Mundurowi szybko ustalili tożsamość sprawcy. Funkcjonariusze ustalili też, że poszukiwany przez nich 29-latek z gminy Łuków do swojego volkswagena zamontował tablice rejestracyjne z innego auta. Wyjechał do sąsiedniego województwa aby tam się ukryć. Szybko namierzyli jego kryjówkę.
Wcześniej potrącił policjanta, a teraz staranował radiowóz
Funkcjonariusze jadąc po niego zauważyli, że właśnie wyjeżdża z posesji samochodem marki Nissan. 29-latek ponownie nie zareagował na znak nakazujący mu zatrzymanie pojazdu i znów z bardzo dużą prędkością odjechał autem. Policjanci z zachowaniem wszelkich środków ostrożności pojechali za uciekającym nissanem, o jego trasie informowali innych funkcjonariuszy.
Zdesperowany, uciekający nissanem 29-latek znów z premedytacją chciał rozjechać umundurowanego policjanta. Tylko spryt i zimna krew uchroniły mundurowego od potrącenia przez rozpędzone auto. Jednak nissan uderzył w oznakowany radiowóz. Nie zważając na zagrożenia 29-latek w dalszym ciągu próbował uciec przed policjantami. Po chwili jego auto zostało zablokowane przez policyjne samochody, 29-latek „wpadł” w ręce funkcjonariuszy. W nissanie był też 23-letni kolega poszukiwanego.

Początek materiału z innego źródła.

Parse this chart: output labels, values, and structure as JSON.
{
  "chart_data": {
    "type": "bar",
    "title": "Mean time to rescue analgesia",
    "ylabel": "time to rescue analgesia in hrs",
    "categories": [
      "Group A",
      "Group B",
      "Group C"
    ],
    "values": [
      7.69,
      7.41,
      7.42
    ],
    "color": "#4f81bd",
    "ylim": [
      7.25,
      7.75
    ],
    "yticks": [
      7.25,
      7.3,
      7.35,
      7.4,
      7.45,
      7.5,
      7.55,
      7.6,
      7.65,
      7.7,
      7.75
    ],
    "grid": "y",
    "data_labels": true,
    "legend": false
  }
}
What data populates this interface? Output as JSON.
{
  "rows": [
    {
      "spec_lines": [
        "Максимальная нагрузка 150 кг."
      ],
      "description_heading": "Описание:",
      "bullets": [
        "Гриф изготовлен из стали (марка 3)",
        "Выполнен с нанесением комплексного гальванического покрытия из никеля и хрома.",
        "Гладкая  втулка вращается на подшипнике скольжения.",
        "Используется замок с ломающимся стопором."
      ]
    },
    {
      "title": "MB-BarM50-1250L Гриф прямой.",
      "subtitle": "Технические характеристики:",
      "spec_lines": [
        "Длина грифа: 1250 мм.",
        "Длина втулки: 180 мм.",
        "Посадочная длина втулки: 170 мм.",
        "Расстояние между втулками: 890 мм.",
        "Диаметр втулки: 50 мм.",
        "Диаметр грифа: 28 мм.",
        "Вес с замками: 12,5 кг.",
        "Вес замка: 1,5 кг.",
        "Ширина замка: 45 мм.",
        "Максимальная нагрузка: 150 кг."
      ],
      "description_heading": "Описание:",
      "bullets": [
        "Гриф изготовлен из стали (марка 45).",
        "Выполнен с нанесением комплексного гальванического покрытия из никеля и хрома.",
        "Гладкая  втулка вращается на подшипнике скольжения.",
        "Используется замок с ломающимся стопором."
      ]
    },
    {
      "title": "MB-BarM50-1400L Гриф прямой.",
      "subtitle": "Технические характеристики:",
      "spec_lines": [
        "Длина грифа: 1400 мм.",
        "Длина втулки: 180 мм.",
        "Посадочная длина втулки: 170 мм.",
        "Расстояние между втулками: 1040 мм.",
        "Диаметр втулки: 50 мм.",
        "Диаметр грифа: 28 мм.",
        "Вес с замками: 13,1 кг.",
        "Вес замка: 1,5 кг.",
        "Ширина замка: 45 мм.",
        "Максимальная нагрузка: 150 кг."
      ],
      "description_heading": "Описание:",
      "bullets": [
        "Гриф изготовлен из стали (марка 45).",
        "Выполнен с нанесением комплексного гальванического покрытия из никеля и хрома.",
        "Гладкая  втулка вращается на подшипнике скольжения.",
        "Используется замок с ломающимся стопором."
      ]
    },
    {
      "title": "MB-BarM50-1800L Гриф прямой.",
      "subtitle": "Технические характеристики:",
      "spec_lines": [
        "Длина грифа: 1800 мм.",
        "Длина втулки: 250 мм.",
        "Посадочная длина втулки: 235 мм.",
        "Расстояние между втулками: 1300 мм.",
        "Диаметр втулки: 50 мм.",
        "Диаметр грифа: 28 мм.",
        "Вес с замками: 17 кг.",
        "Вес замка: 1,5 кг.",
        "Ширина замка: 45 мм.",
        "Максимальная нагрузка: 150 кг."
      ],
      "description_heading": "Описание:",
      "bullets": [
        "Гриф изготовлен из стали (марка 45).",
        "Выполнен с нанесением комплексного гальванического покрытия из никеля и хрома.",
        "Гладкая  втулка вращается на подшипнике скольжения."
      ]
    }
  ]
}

Czytaj także: Zwłoki księdza na plebani. Policja wyjaśnia tajemniczą śmierć
Sprawdzając wnętrze nissana funkcjonariusze znaleźli w nim kilka gramów haszyszu. Policjanci ustalili też, że volkswagen passat, którym 29-latek potrącił policjanta, ukryty jest w budynku gospodarczym na terenie gminy Trzebieszów. 29-latka i jego kolegę zatrzymano.